1. As publicações podem ser periódicas ou unitárias.
2. São publicações periódicas os jornais, revistas e escritos de qualquer natureza que se realizam em série contínua, sem limite definido de duração, sob o mesmo título abrangendo períodos de tempo determinado.
3. As publicações unitárias são as que têm conteúdo normalmente homogéneo e se editam na totalidade de uma só vez ou em volumes ou fascículos.
4. As publicações periódicas podem ser de âmbito nacional ou local, conforme sejam postas à venda em todo o território nacional ou unicamente numa determinada zona ou região do País.

ARTIGO 10.º
(Publicações estrangeiras)

1. São consideradas publicações estrangeiras as que forem pertença de entidades não nacionais.
2. As publicações estrangeiras difundidas na República Popular de Angola estão sujeitas aos preceitos da presente lei, excepto aqueles que pela sua natureza não lhes sejam aplicáveis.
3. A distribuição e venda de publicações estrangeiras está sujeita a autorização do Ministério da Informação, excepto no que se refere a publicações de informação especializada.

ARTIGO 11.º
(Apreensão de publicação)

1. Só é permitida a preensão de publicações por meio de acto fundamentado de um magistrado do Ministério Público ou judicial competente no caso de delitos expressamente previstos na presente lei.
2. Sempre que haja absoluta urgência e não seja possível a intervenção oportuna do magistrado competente, a apreensão da imprensa periódica pode ser levada a cabo pela autoridade policial, que deverá comunicar o facto ao Ministério Público.
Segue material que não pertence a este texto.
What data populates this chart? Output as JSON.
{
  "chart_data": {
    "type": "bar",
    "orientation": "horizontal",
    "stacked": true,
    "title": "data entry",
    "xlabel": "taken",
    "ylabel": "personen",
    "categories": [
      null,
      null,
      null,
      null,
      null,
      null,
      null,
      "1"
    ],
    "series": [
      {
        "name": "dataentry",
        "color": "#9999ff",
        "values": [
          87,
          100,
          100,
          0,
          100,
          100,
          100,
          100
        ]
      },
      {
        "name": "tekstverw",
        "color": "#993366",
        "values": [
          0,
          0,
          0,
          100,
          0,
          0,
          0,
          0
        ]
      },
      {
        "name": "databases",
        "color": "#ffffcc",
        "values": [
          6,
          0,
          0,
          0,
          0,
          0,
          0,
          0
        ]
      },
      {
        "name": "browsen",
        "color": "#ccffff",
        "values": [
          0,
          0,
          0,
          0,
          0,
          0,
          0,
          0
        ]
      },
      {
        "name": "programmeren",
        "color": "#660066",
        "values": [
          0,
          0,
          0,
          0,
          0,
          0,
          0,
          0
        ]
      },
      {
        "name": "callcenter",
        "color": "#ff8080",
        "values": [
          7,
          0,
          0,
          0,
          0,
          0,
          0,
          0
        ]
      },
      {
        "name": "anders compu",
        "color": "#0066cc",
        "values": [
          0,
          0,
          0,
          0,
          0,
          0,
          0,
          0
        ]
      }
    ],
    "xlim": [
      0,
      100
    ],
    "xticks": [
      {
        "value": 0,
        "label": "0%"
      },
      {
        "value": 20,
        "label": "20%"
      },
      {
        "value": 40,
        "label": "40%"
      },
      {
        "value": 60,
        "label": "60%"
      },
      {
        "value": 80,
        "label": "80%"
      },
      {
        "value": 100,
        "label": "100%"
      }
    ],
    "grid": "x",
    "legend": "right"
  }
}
Se este não o validar dentro de 48 horas, a apressão considerar-se-à revogada e sem nenhum efeito.

ARTIGO 12.º
(Propriedade da emprensa)

1. Só os cidadãos nacionais e estrangeiros que se residam no país e se encontrem no pleno gozo dos seus direitos civis e políticos, poderão ser proprietários de publicações periódicas, exceptuando-se as publicações de representações diplomáticas, comerciais e culturais estrangeiras.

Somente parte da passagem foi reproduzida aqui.